Lexicon
Named Entity Recognition (NER)
The automatic detection and labeling of proper names (entities) in texts. Example: Angela Merkel and Frau Merkel refer to the same person in two sentences.
Natural Language Generation (NLG)
Natural Language Generation. The generation of text (natural language) using machine learning.
Natural Language Processing (NLP)
Natural language processing is the automatic processing of natural language. It uses methods from computational linguistics, artificial intelligence and statistics to recognise, understand, interpret and generate language. These insights can then be used to translate or rewrite texts, for example.
Natural Language Understanding (NLU)
Natural Language Understanding describes the ability of machines to understand natural language. This includes both reading and writing natural language and analyzing meaning and context.
neural networks
Neural networks are artificial intelligence models modeled on the human brain. They consist of a series of processing units that are interconnected.

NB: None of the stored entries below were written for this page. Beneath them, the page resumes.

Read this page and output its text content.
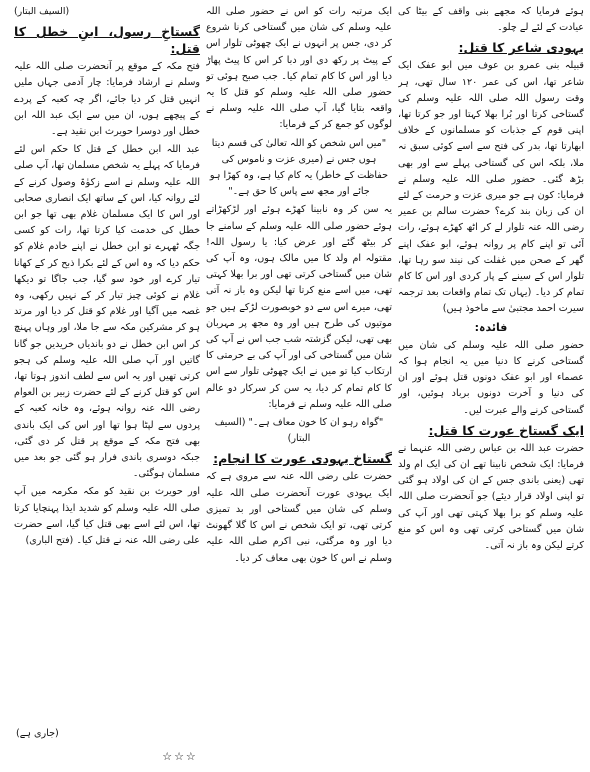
ہوئے فرمایا کہ مجھے بنی واقف کے بیٹا کی عیادت کے لئے لے چلو۔

یہودی شاعر کا قتل:

قبیلہ بنی عمرو بن عوف میں ابو عفک ایک شاعر تھا، اس کی عمر ۱۲۰ سال تھی، ہر وقت رسول اللہ صلی اللہ علیہ وسلم کی گستاخی کرتا اور بُرا بھلا کہتا اور جو کرتا تھا، اپنی قوم کے جذبات کو مسلمانوں کے خلاف ابھارتا تھا، بدر کی فتح سے اسے کوئی سبق نہ ملا، بلکہ اس کی گستاخی پہلے سے اور بھی بڑھ گئی۔ حضور صلی اللہ علیہ وسلم نے فرمایا: کون ہے جو میری عزت و حرمت کے لئے ان کی زبان بند کرے؟ حضرت سالم بن عمیر رضی اللہ عنہ تلوار لے کر اٹھ کھڑے ہوئے، رات آئی تو اپنے کام پر روانہ ہوئے، ابو عفک اپنے گھر کے صحن میں غفلت کی نیند سو رہا تھا، تلوار اس کے سینے کے پار کردی اور اس کا کام تمام کر دیا۔ (یہاں تک تمام واقعات بعد ترجمہ سیرت احمد مجتبیٰ سے ماخوذ ہیں)

فائدہ:

حضور صلی اللہ علیہ وسلم کی شان میں گستاخی کرنے کا دنیا میں یہ انجام ہوا کہ عصماء اور ابو عفک دونوں قتل ہوئے اور ان کی دنیا و آخرت دونوں برباد ہوئیں، اور گستاخی کرنے والے عبرت لیں۔

ایک گستاخ عورت کا قتل:

حضرت عبد اللہ بن عباس رضی اللہ عنہما نے فرمایا: ایک شخص نابینا تھے ان کی ایک ام ولد تھی (یعنی باندی جس کے ان کی اولاد ہو گئی تو اپنی اولاد قرار دیئے) جو آنحضرت صلی اللہ علیہ وسلم کو برا بھلا کہتی تھی اور آپ کی شان میں گستاخی کرتی تھی وہ اس کو منع کرتے لیکن وہ باز نہ آتی۔

ایک مرتبہ رات کو اس نے حضور صلی اللہ علیہ وسلم کی شان میں گستاخی کرنا شروع کر دی، جس پر انہوں نے ایک چھوٹی تلوار اس کے پیٹ پر رکھ دی اور دبا کر اس کا پیٹ پھاڑ دیا اور اس کا کام تمام کیا۔ جب صبح ہوئی تو حضور صلی اللہ علیہ وسلم کو قتل کا یہ واقعہ بتایا گیا، آپ صلی اللہ علیہ وسلم نے لوگوں کو جمع کر کے فرمایا:

"میں اس شخص کو اللہ تعالیٰ کی قسم دیتا ہوں جس نے (میری عزت و ناموس کی حفاظت کے خاطر) یہ کام کیا ہے، وہ کھڑا ہو جائے اور مجھ سے پاس کا حق ہے۔"

یہ سن کر وہ نابینا کھڑے ہوئے اور لڑکھڑاتے ہوئے حضور صلی اللہ علیہ وسلم کے سامنے جا کر بیٹھ گئے اور عرض کیا: یا رسول اللہ! مقتولہ ام ولد کا میں مالک ہوں، وہ آپ کی شان میں گستاخی کرتی تھی اور برا بھلا کہتی تھی، میں اسے منع کرتا تھا لیکن وہ باز نہ آتی تھی، میرے اس سے دو خوبصورت لڑکے ہیں جو موتیوں کی طرح ہیں اور وہ مجھ پر مہربان بھی تھی، لیکن گزشتہ شب جب اس نے آپ کی شان میں گستاخی کی اور آپ کی بے حرمتی کا ارتکاب کیا تو میں نے ایک چھوٹی تلوار سے اس کا کام تمام کر دیا، یہ سن کر سرکار دو عالم صلی اللہ علیہ وسلم نے فرمایا:

"گواہ رہو ان کا خون معاف ہے۔" (السیف البتار)

گستاخ یہودی عورت کا انجام:

حضرت علی رضی اللہ عنہ سے مروی ہے کہ ایک یہودی عورت آنحضرت صلی اللہ علیہ وسلم کی شان میں گستاخی اور بد تمیزی کرتی تھی، تو ایک شخص نے اس کا گلا گھونٹ دیا اور وہ مرگئی، نبی اکرم صلی اللہ علیہ وسلم نے اس کا خون بھی معاف کر دیا۔

(السیف البتار)

گستاخِ رسول، ابنِ خطل کا قتل:

فتح مکہ کے موقع پر آنحضرت صلی اللہ علیہ وسلم نے ارشاد فرمایا: چار آدمی جہاں ملیں انہیں قتل کر دیا جائے، اگر چہ کعبہ کے پردے کے پیچھے ہوں، ان میں سے ایک عبد اللہ ابن خطل اور دوسرا حویرث ابن نقید ہے۔

عبد اللہ ابن خطل کے قتل کا حکم اس لئے فرمایا کہ پہلے یہ شخص مسلمان تھا، آپ صلی اللہ علیہ وسلم نے اسے زکوٰۃ وصول کرنے کے لئے روانہ کیا، اس کے ساتھ ایک انصاری صحابی اور اس کا ایک مسلمان غلام بھی تھا جو ابن خطل کی خدمت کیا کرتا تھا، رات کو کسی جگہ ٹھہرے تو ابن خطل نے اپنے خادم غلام کو حکم دیا کہ وہ اس کے لئے بکرا ذبح کر کے کھانا تیار کرے اور خود سو گیا، جب جاگا تو دیکھا غلام نے کوئی چیز تیار کر کے نہیں رکھی، وہ غصہ میں آگیا اور غلام کو قتل کر دیا اور مرتد ہو کر مشرکین مکہ سے جا ملا، اور وہاں پہنچ کر اس ابن خطل نے دو باندیاں خریدیں جو گانا گاتیں اور آپ صلی اللہ علیہ وسلم کی ہجو کرتی تھیں اور یہ اس سے لطف اندوز ہوتا تھا، اس کو قتل کرنے کے لئے حضرت زبیر بن العوام رضی اللہ عنہ روانہ ہوئے، وہ خانہ کعبہ کے پردوں سے لپٹا ہوا تھا اور اس کی ایک باندی بھی فتح مکہ کے موقع پر قتل کر دی گئی، جبکہ دوسری باندی فرار ہو گئی جو بعد میں مسلمان ہوگئی۔

اور حویرث بن نقید کو مکہ مکرمہ میں آپ صلی اللہ علیہ وسلم کو شدید ایذا پہنچایا کرتا تھا، اس لئے اسے بھی قتل کیا گیا، اسے حضرت علی رضی اللہ عنہ نے قتل کیا۔ (فتح الباری)

(جاری ہے)
☆☆☆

An artificial neural network consists of layers of interconnected units (neurons) that pass information to each other under certain conditions. Each unit processes a specific signal and passes it on to the next unit. The network learns by processing signals and adjusting the connections between units.
In Deep Learning, there are usually many such layers, each with a very large number of neurons, which makes training very computationally intensive.
normalization of texts
Normalization of texts describes the standardization of text structure and punctuation. For example, all quotation marks and dashes are normalized to one character each, as are section markers such as lines or markers for chapter headings.